Applying it to dance
And now to apply this to bellydance. The alignment you just found (if you went through all that) is not dance posture. It’s state of being that you can hang out in for conditioning drills, for joint rotations, for chilling at home or being at work. That makes it a nice neutral place from which you can now approach the dance posture of your choice. Why do we even adopt extra-daily postures for dancing? Well, they’re pretty, for one. A lot of bellydance postural strategies are about creating a longer torso line, more pronounced hip movements. Style- or form-specific application of tension and distortion to neutral alignment can also project an aura or character.
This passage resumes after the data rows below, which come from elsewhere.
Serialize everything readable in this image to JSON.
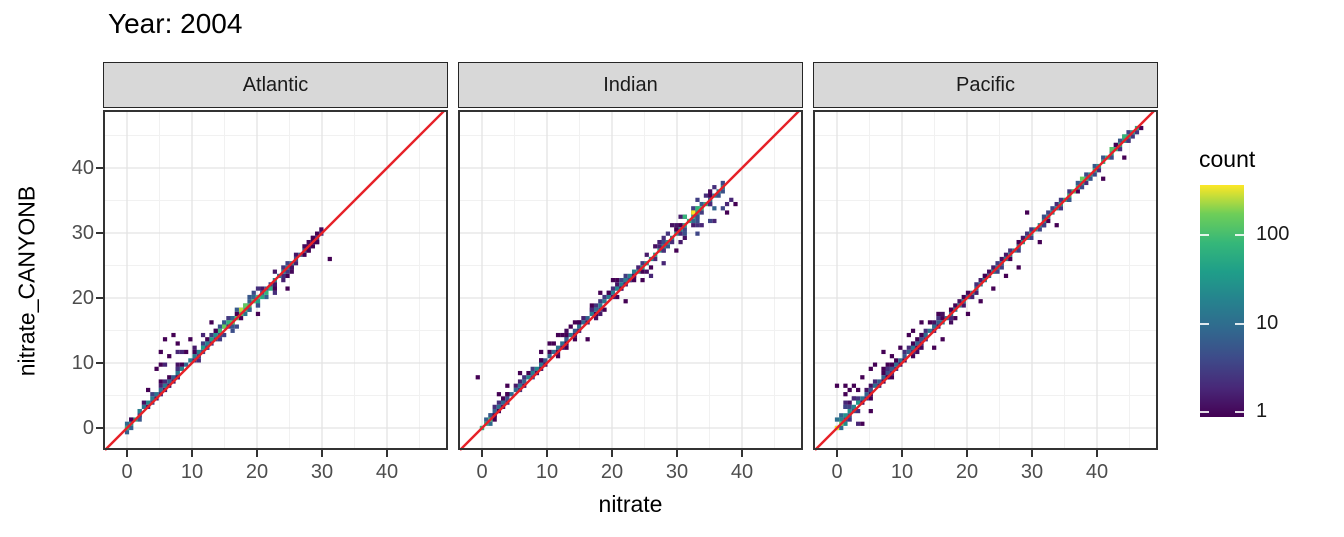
{
  "title": "Year: 2004",
  "axes": {
    "x_label": "nitrate",
    "y_label": "nitrate_CANYONB",
    "x_ticks": [
      0,
      10,
      20,
      30,
      40
    ],
    "y_ticks": [
      0,
      10,
      20,
      30,
      40
    ],
    "x_range": [
      -3.7,
      49.4
    ],
    "y_range": [
      -3.4,
      48.9
    ]
  },
  "legend": {
    "title": "count",
    "scale": "log10",
    "max_count": 350,
    "ticks": [
      {
        "label": "100",
        "pos": 0.216
      },
      {
        "label": "10",
        "pos": 0.6
      },
      {
        "label": "1",
        "pos": 0.978
      }
    ]
  },
  "colors": {
    "identity_line": "#e62128",
    "grid_major": "#e3e3e3",
    "grid_minor": "#f1f1f1",
    "panel_border": "#333333",
    "strip_bg": "#d8d8d8",
    "tick_text": "#4d4d4d",
    "viridis": [
      "#440154",
      "#482878",
      "#3e4a89",
      "#31688e",
      "#26828e",
      "#1f9e89",
      "#35b779",
      "#6ece58",
      "#fde725"
    ]
  },
  "seed": 11,
  "chart_data": {
    "type": "heatmap",
    "subtype": "bin2d",
    "title": "Year: 2004",
    "xlabel": "nitrate",
    "ylabel": "nitrate_CANYONB",
    "binwidth": 0.65,
    "identity_line": true,
    "grid": true,
    "legend_position": "right",
    "facets": [
      {
        "label": "Atlantic",
        "segments": [
          {
            "x0": 0,
            "x1": 2,
            "core": 60,
            "halo": 8,
            "width": 1,
            "dy": 0.2
          },
          {
            "x0": 2,
            "x1": 5,
            "core": 15,
            "halo": 3,
            "width": 1,
            "dy": 0.5
          },
          {
            "x0": 5,
            "x1": 8,
            "core": 10,
            "halo": 2,
            "width": 2,
            "dy": 0.6
          },
          {
            "x0": 8,
            "x1": 11,
            "core": 15,
            "halo": 3,
            "width": 2,
            "dy": 0.5
          },
          {
            "x0": 11,
            "x1": 14,
            "core": 30,
            "halo": 4,
            "width": 2,
            "dy": 0.7
          },
          {
            "x0": 14,
            "x1": 16,
            "core": 60,
            "halo": 6,
            "width": 2,
            "dy": 0.7
          },
          {
            "x0": 16,
            "x1": 20,
            "core": 120,
            "halo": 10,
            "width": 2,
            "dy": 0.5
          },
          {
            "x0": 20,
            "x1": 23,
            "core": 60,
            "halo": 6,
            "width": 2,
            "dy": -0.5
          },
          {
            "x0": 23,
            "x1": 26,
            "core": 20,
            "halo": 3,
            "width": 2,
            "dy": -0.3
          },
          {
            "x0": 26,
            "x1": 28,
            "core": 6,
            "halo": 2,
            "width": 1,
            "dy": 0
          },
          {
            "x0": 28,
            "x1": 30.3,
            "core": 2,
            "halo": 1,
            "width": 1,
            "dy": 0
          }
        ],
        "hotspots": [
          [
            17.3,
            18,
            250
          ],
          [
            18,
            18.7,
            150
          ],
          [
            0.3,
            0,
            80
          ],
          [
            14.7,
            15.4,
            150
          ]
        ],
        "outliers": [
          [
            5,
            10,
            1
          ],
          [
            5.5,
            12,
            1
          ],
          [
            6,
            13.5,
            1
          ],
          [
            6.5,
            11,
            1
          ],
          [
            7,
            14,
            1
          ],
          [
            7.5,
            12,
            2
          ],
          [
            8,
            13,
            1
          ],
          [
            4.5,
            9,
            1
          ],
          [
            9,
            12,
            1
          ],
          [
            6,
            9.5,
            2
          ],
          [
            31.2,
            26,
            1
          ],
          [
            24.5,
            21.5,
            1
          ],
          [
            20,
            17.5,
            1
          ],
          [
            13,
            16,
            1
          ],
          [
            10,
            13.5,
            1
          ],
          [
            3,
            6,
            1
          ],
          [
            8.5,
            11.5,
            2
          ],
          [
            12,
            14.5,
            2
          ]
        ]
      },
      {
        "label": "Indian",
        "segments": [
          {
            "x0": 0,
            "x1": 1.5,
            "core": 60,
            "halo": 10,
            "width": 1,
            "dy": 0.3
          },
          {
            "x0": 1.5,
            "x1": 5,
            "core": 8,
            "halo": 2,
            "width": 1,
            "dy": 0.6
          },
          {
            "x0": 5,
            "x1": 9,
            "core": 15,
            "halo": 3,
            "width": 1,
            "dy": 0.7
          },
          {
            "x0": 9,
            "x1": 13,
            "core": 10,
            "halo": 2,
            "width": 2,
            "dy": 0.6
          },
          {
            "x0": 13,
            "x1": 17,
            "core": 10,
            "halo": 2,
            "width": 2,
            "dy": 0.6
          },
          {
            "x0": 17,
            "x1": 21,
            "core": 15,
            "halo": 3,
            "width": 2,
            "dy": 0.4
          },
          {
            "x0": 21,
            "x1": 24,
            "core": 15,
            "halo": 3,
            "width": 2,
            "dy": 0.2
          },
          {
            "x0": 24,
            "x1": 28,
            "core": 30,
            "halo": 4,
            "width": 2,
            "dy": 0
          },
          {
            "x0": 28,
            "x1": 31,
            "core": 30,
            "halo": 5,
            "width": 3,
            "dy": 0
          },
          {
            "x0": 31,
            "x1": 35,
            "core": 60,
            "halo": 8,
            "width": 3,
            "dy": 0.3
          },
          {
            "x0": 35,
            "x1": 37.5,
            "core": 15,
            "halo": 4,
            "width": 2,
            "dy": 0
          }
        ],
        "hotspots": [
          [
            32.3,
            33.2,
            350
          ],
          [
            31.5,
            32.4,
            80
          ],
          [
            33,
            33.8,
            80
          ],
          [
            0,
            0.3,
            70
          ]
        ],
        "outliers": [
          [
            -0.7,
            8,
            1
          ],
          [
            4,
            6.5,
            1
          ],
          [
            9,
            11.5,
            1
          ],
          [
            12,
            14.5,
            1
          ],
          [
            14,
            16.5,
            1
          ],
          [
            20,
            22.5,
            1
          ],
          [
            22,
            19.5,
            1
          ],
          [
            25,
            22.5,
            1
          ],
          [
            16,
            13.8,
            1
          ],
          [
            39,
            34.5,
            1
          ],
          [
            38,
            33,
            1
          ],
          [
            37.5,
            34.5,
            2
          ],
          [
            36,
            32,
            2
          ],
          [
            38.5,
            35,
            2
          ],
          [
            33,
            30,
            4
          ],
          [
            34,
            31,
            2
          ],
          [
            35,
            32,
            4
          ],
          [
            36,
            33.5,
            8
          ],
          [
            37,
            34,
            4
          ],
          [
            26,
            23.5,
            2
          ],
          [
            28,
            25.5,
            2
          ],
          [
            30,
            27.5,
            1
          ],
          [
            18,
            20.5,
            1
          ],
          [
            10.5,
            13,
            1
          ],
          [
            6,
            8.5,
            1
          ],
          [
            2.5,
            5,
            1
          ]
        ]
      },
      {
        "label": "Pacific",
        "segments": [
          {
            "x0": 0,
            "x1": 1.5,
            "core": 120,
            "halo": 20,
            "width": 2,
            "dy": 0.2
          },
          {
            "x0": 1.5,
            "x1": 4,
            "core": 30,
            "halo": 5,
            "width": 2,
            "dy": 0.4
          },
          {
            "x0": 4,
            "x1": 8,
            "core": 8,
            "halo": 2,
            "width": 2,
            "dy": 0.5
          },
          {
            "x0": 8,
            "x1": 12,
            "core": 8,
            "halo": 2,
            "width": 2,
            "dy": 0.5
          },
          {
            "x0": 12,
            "x1": 16,
            "core": 10,
            "halo": 2,
            "width": 2,
            "dy": 0.3
          },
          {
            "x0": 16,
            "x1": 20,
            "core": 15,
            "halo": 2,
            "width": 2,
            "dy": 0.2
          },
          {
            "x0": 20,
            "x1": 24,
            "core": 15,
            "halo": 2,
            "width": 1,
            "dy": 0
          },
          {
            "x0": 24,
            "x1": 28,
            "core": 15,
            "halo": 3,
            "width": 1,
            "dy": 0
          },
          {
            "x0": 28,
            "x1": 32,
            "core": 30,
            "halo": 3,
            "width": 1,
            "dy": 0
          },
          {
            "x0": 32,
            "x1": 36,
            "core": 40,
            "halo": 4,
            "width": 1,
            "dy": 0
          },
          {
            "x0": 36,
            "x1": 40,
            "core": 60,
            "halo": 5,
            "width": 1,
            "dy": 0
          },
          {
            "x0": 40,
            "x1": 44,
            "core": 60,
            "halo": 5,
            "width": 1,
            "dy": 0
          },
          {
            "x0": 44,
            "x1": 46.3,
            "core": 40,
            "halo": 3,
            "width": 1,
            "dy": 0
          }
        ],
        "hotspots": [
          [
            0.3,
            0,
            350
          ],
          [
            38,
            38.2,
            150
          ],
          [
            42.5,
            42.7,
            120
          ],
          [
            36.5,
            36.7,
            120
          ],
          [
            44.5,
            44.7,
            80
          ],
          [
            0.5,
            2,
            8
          ],
          [
            1,
            3,
            4
          ]
        ],
        "outliers": [
          [
            7,
            12,
            1
          ],
          [
            4,
            8,
            1
          ],
          [
            2,
            6,
            1
          ],
          [
            3,
            6,
            1
          ],
          [
            5,
            9,
            1
          ],
          [
            6,
            10,
            1
          ],
          [
            8.5,
            11,
            1
          ],
          [
            9.5,
            12.5,
            1
          ],
          [
            12,
            15,
            1
          ],
          [
            13,
            16.5,
            1
          ],
          [
            11,
            14,
            1
          ],
          [
            29.5,
            33,
            1
          ],
          [
            28,
            25,
            1
          ],
          [
            26,
            23.5,
            1
          ],
          [
            24,
            21.5,
            1
          ],
          [
            31,
            28.5,
            1
          ],
          [
            20,
            17.5,
            1
          ],
          [
            22,
            19.5,
            1
          ],
          [
            15,
            12.5,
            1
          ],
          [
            44.5,
            41.8,
            1
          ],
          [
            2.8,
            4.5,
            2
          ],
          [
            1.5,
            5,
            1
          ],
          [
            16,
            13.5,
            1
          ],
          [
            34,
            31.5,
            1
          ],
          [
            41,
            38.5,
            1
          ],
          [
            0,
            6.5,
            1
          ],
          [
            1,
            6.5,
            1
          ],
          [
            2.5,
            6.3,
            1
          ],
          [
            3,
            0.5,
            2
          ],
          [
            4,
            0.8,
            1
          ],
          [
            1.5,
            4,
            2
          ],
          [
            5.5,
            2.8,
            1
          ]
        ]
      }
    ]
  }
}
Good alignment underneath a posture choice, though, serves you in several ways. First, you hurt yourself a lot less – starting from a healthy position can reduce the impact of performing movements incorrectly or inefficiently, and you do want the option to perform inefficiently (what if your character is wounded, for instance?). You minimize the extra work you do to maintain your dance when you take advantage of the design of your body for basic tasks like standing.
This has served me enormously in adopting the posture of ATS, which actually uses a lot of good-for-you natural alignment anyhow. The main freakiness of ATS is the lifted chest and arms. By strengthening the abdominal and back muscles used to hold the chest lift & then thinking about both the chest and arms as supported by that S-curve, I expend way less energy in the work of holding up my arms all the time. Starting from good alignment also works nicely in other styles – the weight-on-heels, tucked-pelvis approach to torso-lengthening, for instance, works better if you remember that your spine is still all S-ified. I’ve also been playing with the idea of that new shape as a different kind of spring (bending the knees becomes very important here), making it uniquely stable for things like level changes. That neutral alignment gives you more choices, too – once you are aware of your body’s shape in space, you can make intentional decisions about what to do with it.
How many of us see photo or video of our performances and are mildly horrified by where our arms are? Or our chests, our butts – name a part and you can lose awareness of it on stage. Training in alignment is also training in proprioception, your mental understanding of your presence in physical space. It’s a profoundly useful tool for dance training, as you learn to feel your way through space and your own body.